O fato é que o voto de protesto não deixa de ser menos voto que o dito "voto consciente" (one man one vote). Aliás, aqueles que acreditam ser os monopolizadores da consciência, deveriam, nesse momento, se conscientizar de que a democracia é um processo de profundo aprendizado político, onde o povo, por meio de avanços e revezes, acúmulos e desacúmulos, erros e acertos, vai se educando politicamente.
Educação política nada tem a ver com educação escolar ou técnica. Somos um país de milhões de analfabetos políticos (Brecht), inclusive portando diplomas de curso superior e não raras vezes de pós-graduação (mestrado e doutorado). Educação política é outra coisa e o povo brasileiro não vai ser ensinado a fazer política por nenhum professor (ou elite) que se acredite iluminado (a).
O aprendizado político do povo deve ser uma experiência, que deve sim encontrar orientação e respaldo nas forças políticas mais consequentes e engajadas de nossa sociedade (sim, acredite: essas forças políticas existem e estão aí dando sangue e suor no dia-a-dia para que um Brasil melhor possa ser construído), mas deve ser realizado na prática, na cotidianidade que marca a evolução de um povo.
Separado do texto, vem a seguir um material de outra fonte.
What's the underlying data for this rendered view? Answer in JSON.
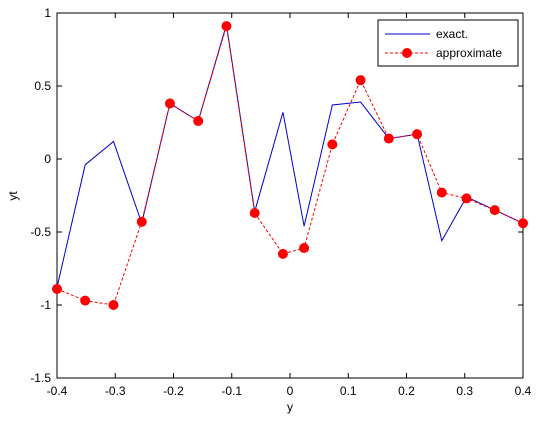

Ora, eis que o Ministério Público Eleitoral de São Paulo ofertou denúncia (acatada pela Justiça) contra o deputado eleito, sob a acusação de um crime hediondo: ser analfabeto! No país das hedionduras, quem deveria ser denunciado por essa mazela social é o próprio Estado que até agora, pouco fez para superar séculos de atraso social e econômico que afligem a população brasileira! Individualiza uma questão coletiva e a imputa àquele que, com todos esses estigmas, acabou superando suas determinações e vencendo na vida.
Os analfabetos políticos do Judiciário e do Ministério Público, premidos por tantos outros analfabetos políticos das elites paulistas (talvez as mesmas que promoveram, através da mídia hegemônica, um ataque sem precedentes contra aquele que seria o primeiro senador negro e de origem pobre de São Paulo) agora querem cassar o diploma daquele que encontra amplo respaldo popular? Logo o Judiciário e o Ministério Público que, escolhidos em concursos dirigidos por seus pares de elite, historicamente se ressentem de um histórico deficit democrático?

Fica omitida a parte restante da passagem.